Berfo Ana şimdi yoğun bakımda... 105 yaşındaki Berfo Ana hala oğlunu sayıklıyor; oğlunun bir kemiğine dahi razı. “Önce o kemikleri bağrıma basayım” diyor, sayıklıyor...
Berfo Ana sayıklarken unuttuklarımızı hatırlatıyor bir kere daha bize, Şırnak’taki, Mutki’deki, Dargeçit’teki kazıları, 90’larda Bölge’de hep aynı beyaz Toros’a bindirilen faili belli kayıpları, Ayhan ve Efe kardeşi, Veysel’i, Hasan’ı… Sayıları binleri bulan kayıpları...
Faillere dokunmak devlete dokunmaktır [1]Hatırladıklarımız, yılmadan sormamız gereken bir soruyu bir kere daha sormamızı gerektiriyor: 83 ülkenin imzaladığı, 18 ülkenin taraf olduğu ve Türkiye'nin Başbakanı’nın “Bir bildiğimiz var ki imzalamıyoruz” dediği BM Bütün Kişilerin Zorla Kaybedilmeden Korunmasına Dair Uluslararası Sözleşmeyi niçin imzalanmıyor?
Bu sorunun cevabı verilmiyor. İnsan hakları savunucuları ısrarlı olsa da devlet bir adım atmıyor, yalnızca 'bir bildikleri' olduğunu biliyoruz. Peki Başbakan’ın bilip de bizim bilmediğimiz ne?

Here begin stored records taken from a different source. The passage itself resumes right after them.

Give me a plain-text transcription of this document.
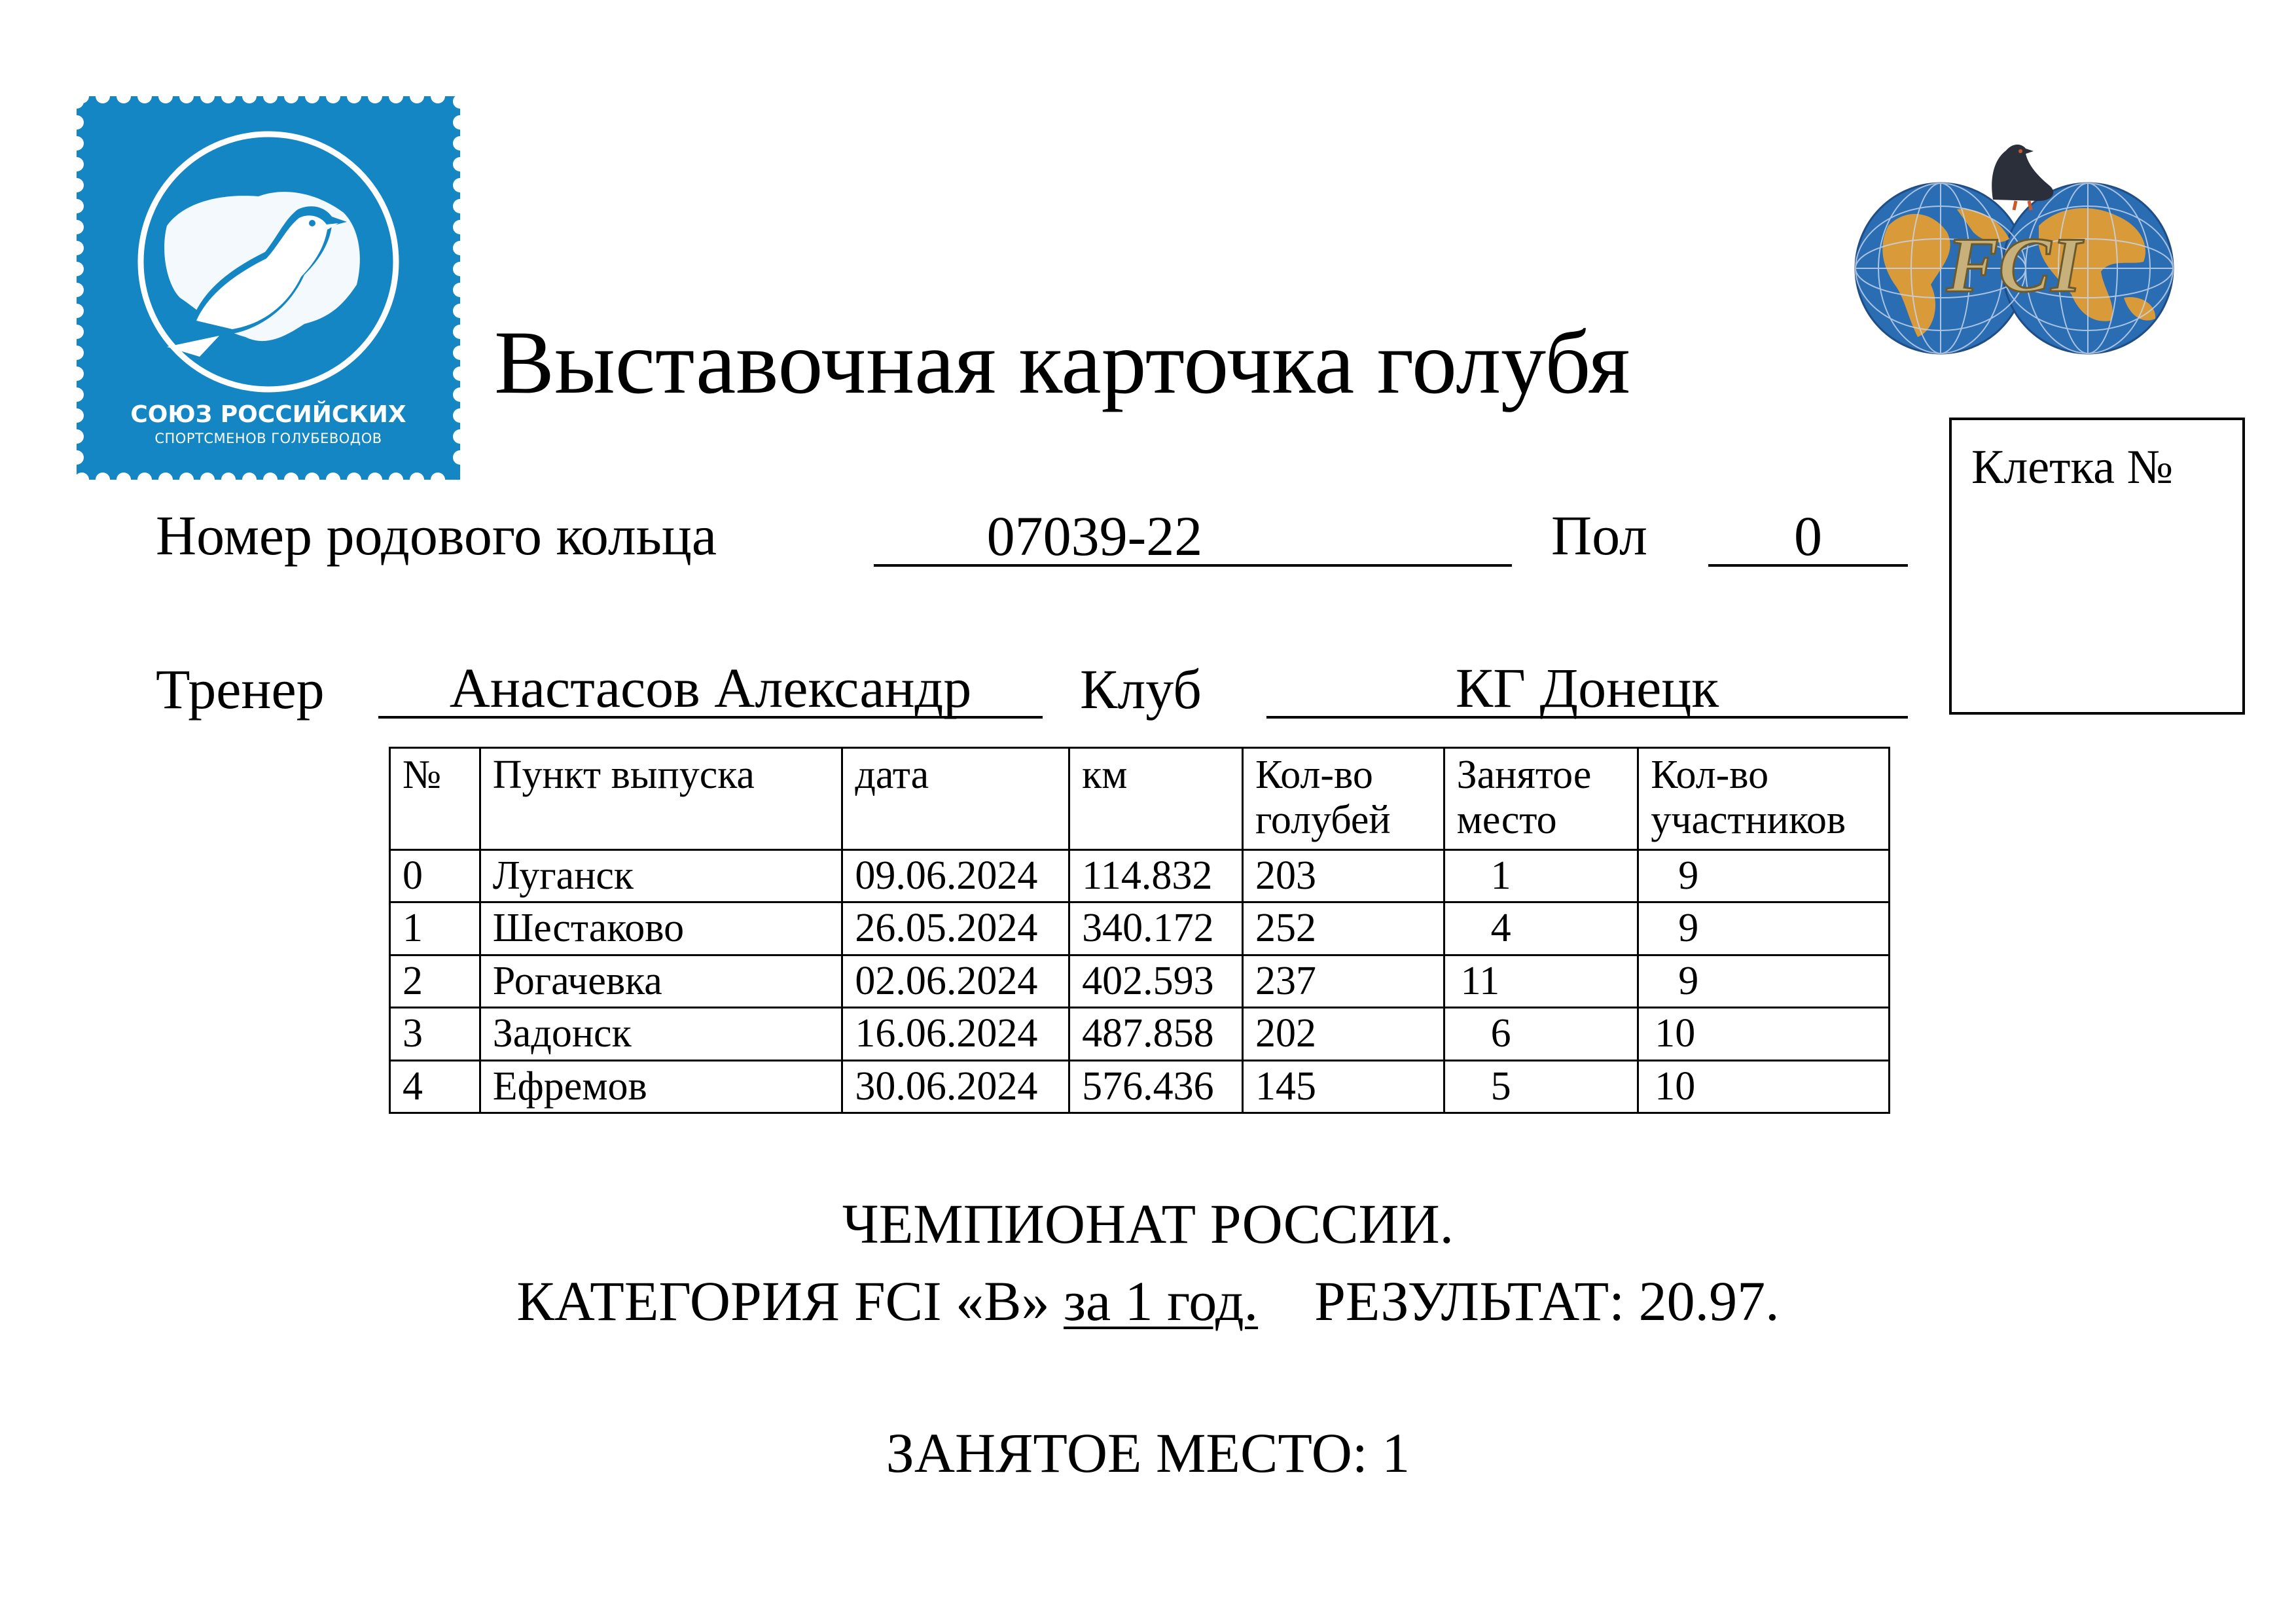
СОЮЗ РОССИЙСКИХ
СПОРТСМЕНОВ ГОЛУБЕВОДОВ
FCI
Выставочная карточка голубя
Клетка №
Номер родового кольца	07039-22	Пол	0
Тренер	Анастасов Александр	Клуб	КГ Донецк
№	Пункт выпуска	дата	км	Кол-во голубей	Занятое место	Кол-во участников
0	Луганск	09.06.2024	114.832	203	1	9
1	Шестаково	26.05.2024	340.172	252	4	9
2	Рогачевка	02.06.2024	402.593	237	11	9
3	Задонск	16.06.2024	487.858	202	6	10
4	Ефремов	30.06.2024	576.436	145	5	10
ЧЕМПИОНАТ РОССИИ.
КАТЕГОРИЯ FCI «B» за 1 год. РЕЗУЛЬТАТ: 20.97.
ЗАНЯТОЕ МЕСТО: 1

Sözleşmenin "Hiçbir devlet zorla kayıp edilmeyi uygulayamaz, izin veremez ya da hoş göremez" sözleriyle başlaması Başbakan için bir gerekçe olabilir mi mesela? Türkiye’nin sözleşmeyi imzalamaması bir yana, bütün ısrarlara rağmen Hakikatler Komisyonu’nu kurmaması aslında durumu anlatıyor. Defalarca kez Meclis’e verilen kayıplar ile ilgili meclis araştırma teklifi AKP vekilleri tarafından reddediliyor.
Sözleşme maddeleri tek tek incelendiğinde AKP vekillerinin neden red oyu verdiğini ve Başbakan’ın nasıl bir bildiği olduğu anlaşılıyor. Sözleşme maddeleri devlet sırrını ve devletin dokunulmazlığını kaldırıyor.
Bütün bu maddeler derli toplu düşünüldüğünde Başbakan’ın bildiği şey aslında açık: Faillere dokunmak devlete dokunmaktır…
Oysa kayıp yakınları ve insan hakları aktivistleri mücadelelerine devam ediyor; Özgür Mumcu’nun 7 Şubat 2011’de Radikal’de“Cumartesi Anneleri ve Erdoğan”yazısında da söylediği gibi; “O komisyonu kurun, o sözleşmeyi imzalayın, o mezarları açın.”
Berfo Ana 105 yaşında ve 35 yıldır oğlu gelir umuduyla kapısı açık… Cemil Kırbayır’ın işkencede öldüğü gün kimlerin hangi görevlerde olduğu biliniyor; bunca yıldır Berfo Ana’ya yaşatılan bu acı umarım son bulur…
***
Ben tam da bu yazıyı kaleme alırken, 1993 ve 1994 yılında gözaltına aldıktan sonra bir daha kendilerinden haber alınamayan Ayhan ve Ali Efeoğlu kardeşlerden Ayhan ile ilgili bir gelişme oldu. Efeoğlu’nun öldürüldükten sonra gömüldüğü söylenen Silivri’de TAYAD’lı Aileler kendi çabalarıyla yaptığı kazıda 4 kemik parçası, parçalanmış bir erkek ayakkabısı ve hırka buldu.
2011 yılında Ayhan Efeoğlu’nu gözaltında öldürüldüğünü ve onu "kendi elleriyle gömdüğünü" söyleyen Eski Özel Harekatçı Ayhan Çarkın’ın gömdüğü yer olarak gösterdiği Silivri’de devletin yaptığı kazıları yeterli bulmayan aileler, kendi çabalarıyla bu sabah itibariyle kazı yapıyordu, yağmurun altında, elleriyle toprağı kazıyorlardı.
Şimdi kazıdaki ailelerin ne hissettiği bilinmez ama biliyoruz ki ufacık bir bez parçası bile çocuğunu bulmak için yıllardır çabalayan aile için bir umut…
Ne fena; bu toprakların neresini kazarsak oradan acı bir umut ve kemik fışkırıyor…
Nebahat Kübra Akalın
https://twitter.com/kubraakalin
[1] : Kayıplar Sözleşmesi’ne dair ayrıntılı bilgi için Mehmet Atak’ın “Türkiye ‘BM Kişileri Gözaltında/Zorla Kaybedilmeye Karşı Korumayla İlgili Uluslararası Sözleşme’yi imzalamalıdır çünkü ….” yazısını tavsiye ederim.